O CD 1 traz o álbum original remasterizado. The Queen
Is Dead é tão importante que impõe comentários faixa a faixa:
O álbum abre com a faixa-título, virulento, irônico e intelectualizado
ataque à monarquia. Um coro de crianças cantando tema da época da Primeira
Guerra Mundial dá lugar à bateria tribal de Joyce e em alguns segundos a
metralhadora de Morrissey atira contra a rainha e a igreja em versos como
“querido Charles, você às vezes não sente vontade de aparecer na primeira
página do Daily Mail usando o véu de noiva de sua mãe?”. Típico Morrissey, a
letra mistura preocupações sociais com a impossibilidade de discuti-las na
chuva, para não estragar o cabelo. Os Smiths nunca estiveram tão próximos do
heavy metal quanto nesta faixa. E a conclusão, em meio à guitarra pesada: “a
vida é longa demais quando se é solitário”.

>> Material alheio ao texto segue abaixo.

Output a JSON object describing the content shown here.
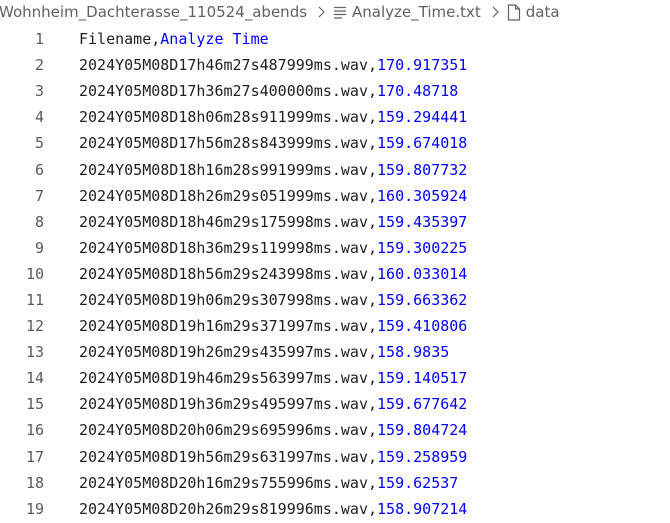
{
  "breadcrumb": {
    "folder": "Wohnheim_Dachterasse_110524_abends",
    "file": "Analyze_Time.txt",
    "symbol": "data",
    "separator_icon": "chevron-right-icon",
    "file_icon": "text-file-lines-icon",
    "symbol_icon": "document-icon"
  },
  "colors": {
    "text": "#1f1f1f",
    "value": "#0000ff",
    "line_number": "#5a5a5a",
    "breadcrumb": "#616161"
  },
  "lines": [
    {
      "num": "1",
      "name": "Filename,",
      "value": "Analyze Time"
    },
    {
      "num": "2",
      "name": "2024Y05M08D17h46m27s487999ms.wav,",
      "value": "170.917351"
    },
    {
      "num": "3",
      "name": "2024Y05M08D17h36m27s400000ms.wav,",
      "value": "170.48718"
    },
    {
      "num": "4",
      "name": "2024Y05M08D18h06m28s911999ms.wav,",
      "value": "159.294441"
    },
    {
      "num": "5",
      "name": "2024Y05M08D17h56m28s843999ms.wav,",
      "value": "159.674018"
    },
    {
      "num": "6",
      "name": "2024Y05M08D18h16m28s991999ms.wav,",
      "value": "159.807732"
    },
    {
      "num": "7",
      "name": "2024Y05M08D18h26m29s051999ms.wav,",
      "value": "160.305924"
    },
    {
      "num": "8",
      "name": "2024Y05M08D18h46m29s175998ms.wav,",
      "value": "159.435397"
    },
    {
      "num": "9",
      "name": "2024Y05M08D18h36m29s119998ms.wav,",
      "value": "159.300225"
    },
    {
      "num": "10",
      "name": "2024Y05M08D18h56m29s243998ms.wav,",
      "value": "160.033014"
    },
    {
      "num": "11",
      "name": "2024Y05M08D19h06m29s307998ms.wav,",
      "value": "159.663362"
    },
    {
      "num": "12",
      "name": "2024Y05M08D19h16m29s371997ms.wav,",
      "value": "159.410806"
    },
    {
      "num": "13",
      "name": "2024Y05M08D19h26m29s435997ms.wav,",
      "value": "158.9835"
    },
    {
      "num": "14",
      "name": "2024Y05M08D19h46m29s563997ms.wav,",
      "value": "159.140517"
    },
    {
      "num": "15",
      "name": "2024Y05M08D19h36m29s495997ms.wav,",
      "value": "159.677642"
    },
    {
      "num": "16",
      "name": "2024Y05M08D20h06m29s695996ms.wav,",
      "value": "159.804724"
    },
    {
      "num": "17",
      "name": "2024Y05M08D19h56m29s631997ms.wav,",
      "value": "159.258959"
    },
    {
      "num": "18",
      "name": "2024Y05M08D20h16m29s755996ms.wav,",
      "value": "159.62537"
    },
    {
      "num": "19",
      "name": "2024Y05M08D20h26m29s819996ms.wav,",
      "value": "158.907214"
    }
  ]
}
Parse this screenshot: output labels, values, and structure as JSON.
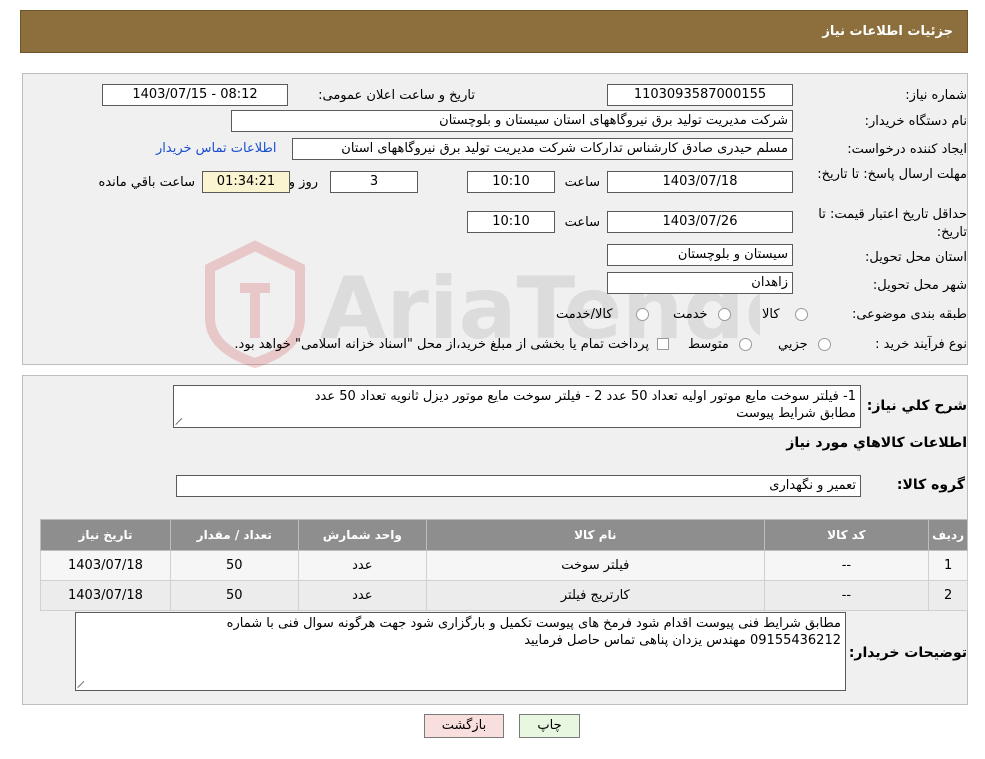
{
  "header": {
    "title": "جزئیات اطلاعات نیاز"
  },
  "labels": {
    "need_number": "شماره نیاز:",
    "announce_datetime": "تاریخ و ساعت اعلان عمومی:",
    "buyer_org": "نام دستگاه خریدار:",
    "requester": "ایجاد کننده درخواست:",
    "deadline": "مهلت ارسال پاسخ: تا تاریخ:",
    "time": "ساعت",
    "days_and": "روز و",
    "time_remaining": "ساعت باقي مانده",
    "price_validity": "حداقل تاریخ اعتبار قیمت: تا تاریخ:",
    "province": "استان محل تحویل:",
    "city": "شهر محل تحویل:",
    "category": "طبقه بندی موضوعی:",
    "process_type": "نوع فرآیند خرید :",
    "description": "شرح کلي نياز:",
    "goods_info": "اطلاعات کالاهاي مورد نياز",
    "goods_group": "گروه کالا:",
    "buyer_notes": "توضیحات خریدار:"
  },
  "values": {
    "need_number": "1103093587000155",
    "announce_datetime": "1403/07/15 - 08:12",
    "buyer_org": "شرکت مدیریت تولید برق نیروگاههای استان سیستان و بلوچستان",
    "requester": "مسلم حیدری صادق کارشناس تدارکات شرکت مدیریت تولید برق نیروگاههای استان",
    "contact_link": "اطلاعات تماس خریدار",
    "deadline_date": "1403/07/18",
    "deadline_time": "10:10",
    "days": "3",
    "remaining": "01:34:21",
    "validity_date": "1403/07/26",
    "validity_time": "10:10",
    "province": "سیستان و بلوچستان",
    "city": "زاهدان",
    "goods_group": "تعمیر و نگهداری"
  },
  "category_options": [
    {
      "label": "کالا",
      "selected": false
    },
    {
      "label": "خدمت",
      "selected": false
    },
    {
      "label": "کالا/خدمت",
      "selected": false
    }
  ],
  "process_options": [
    {
      "label": "جزیي",
      "selected": false
    },
    {
      "label": "متوسط",
      "selected": false
    }
  ],
  "process_note": "پرداخت تمام یا بخشی از مبلغ خرید،از محل \"اسناد خزانه اسلامی\" خواهد بود.",
  "description_lines": [
    "1-  فیلتر  سوخت مایع موتور اولیه  تعداد  50 عدد  2 -  فیلتر سوخت مایع موتور دیزل ثانویه  تعداد 50 عدد",
    "مطابق شرایط پیوست"
  ],
  "table": {
    "headers": [
      "ردیف",
      "کد کالا",
      "نام کالا",
      "واحد شمارش",
      "تعداد / مقدار",
      "تاریخ نیاز"
    ],
    "rows": [
      [
        "1",
        "--",
        "فیلتر سوخت",
        "عدد",
        "50",
        "1403/07/18"
      ],
      [
        "2",
        "--",
        "کارتریج فیلتر",
        "عدد",
        "50",
        "1403/07/18"
      ]
    ]
  },
  "notes_lines": [
    "مطابق شرایط فنی پیوست اقدام شود  فرمخ های پیوست تکمیل و بارگزاری شود  جهت هرگونه سوال  فنی با شماره",
    "09155436212 مهندس یزدان پناهی تماس حاصل فرمایید"
  ],
  "buttons": {
    "print": "چاپ",
    "back": "بازگشت"
  },
  "watermark": {
    "text": "AriaTender.neT"
  },
  "colors": {
    "header": "#8d6f3d",
    "link": "#1a4fd0",
    "back_button": "#f9dede",
    "print_button": "#e8f8e0"
  }
}
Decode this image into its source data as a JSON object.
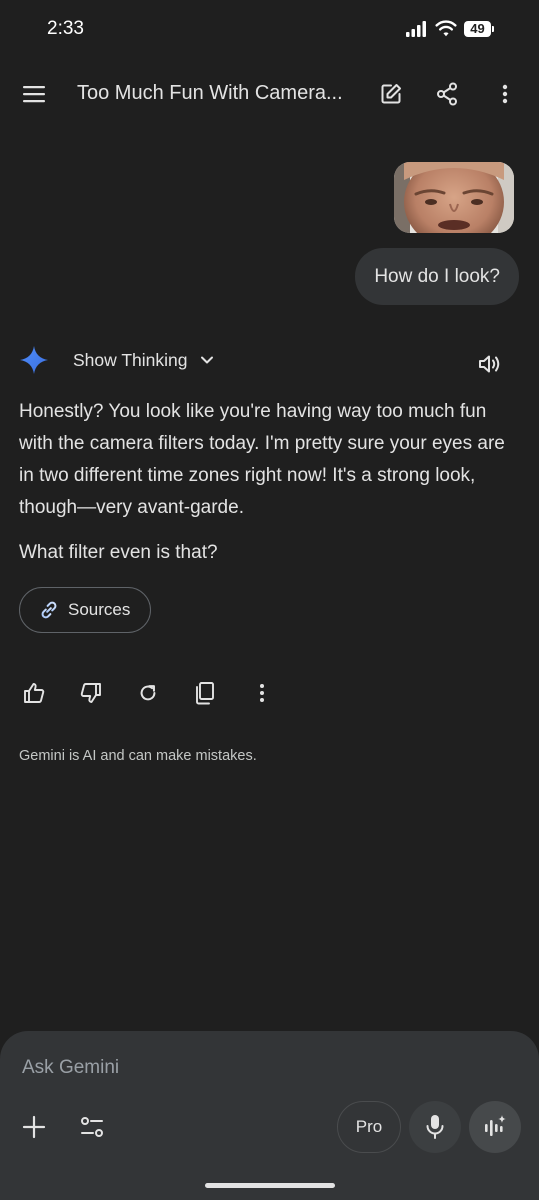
{
  "status_bar": {
    "time": "2:33",
    "battery": "49"
  },
  "header": {
    "title": "Too Much Fun With Camera...",
    "menu_icon": "menu-icon",
    "new_chat_icon": "edit-icon",
    "share_icon": "share-icon",
    "more_icon": "more-vert-icon"
  },
  "user_message": {
    "image_alt": "face-photo",
    "text": "How do I look?"
  },
  "model_response": {
    "show_thinking_label": "Show Thinking",
    "paragraph_1": "Honestly? You look like you're having way too much fun with the camera filters today. I'm pretty sure your eyes are in two different time zones right now! It's a strong look, though—very avant-garde.",
    "paragraph_2": "What filter even is that?",
    "sources_label": "Sources",
    "accent_color": "#4f8df9"
  },
  "actions": {
    "icons": [
      "thumb-up-icon",
      "thumb-down-icon",
      "redo-icon",
      "copy-icon",
      "more-vert-icon"
    ]
  },
  "disclaimer": "Gemini is AI and can make mistakes.",
  "composer": {
    "placeholder": "Ask Gemini",
    "value": "",
    "pro_label": "Pro"
  }
}
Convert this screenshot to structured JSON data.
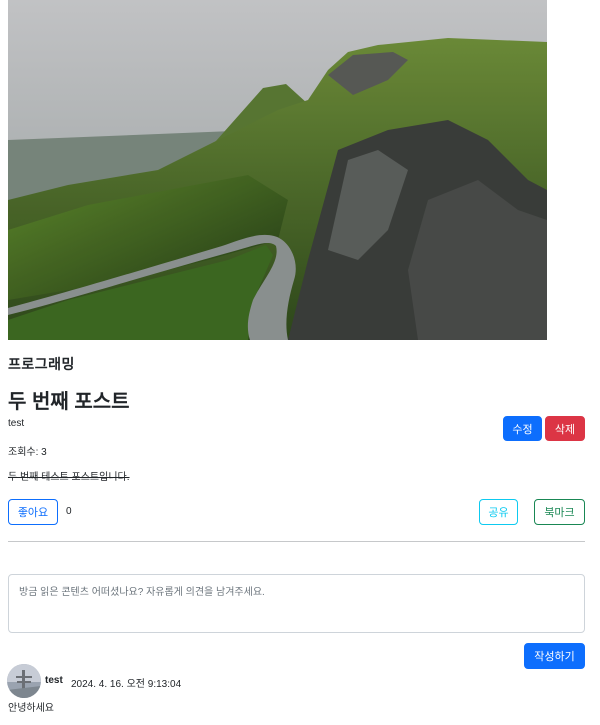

Frankly, Mr. Shankly é pérola de acidez music hall. Melodia
brejeira traz a história de um empregado que detona o patrão metido a poeta. A
ambiguidade morriseyana resplandece ora dizendo que quer entrar para a história
da música, ora bombasticamente afirmando que preferiria escrever cartões de
Natal com deficientes mentais a ser célebre. Dizem que a letra é “homenagem” ao
presidente da Rough Trade, gravadora do grupo.
I Know It’s Over é das letras mais lancinantes e
sinceras sobre solidão já escritas na música pop. O verso inicial diz ”oh mãe,
sinto a terra caindo sobre minha cabeça” ao que se seguem alusões a suicídio,
amores não-correspondidos ou inventados e questionamentos amargos sobre
solidão: “se você é tão divertido, por que está só esta noite?/se você é tão
esperto, por que está só esta noite?”. O instrumental inicialmente esparso
avoluma-se seguindo o aumento do desespero e culmina na massa sonora
acompanhando os berros de Morrissey, repetindo o verso de abertura. Sublime.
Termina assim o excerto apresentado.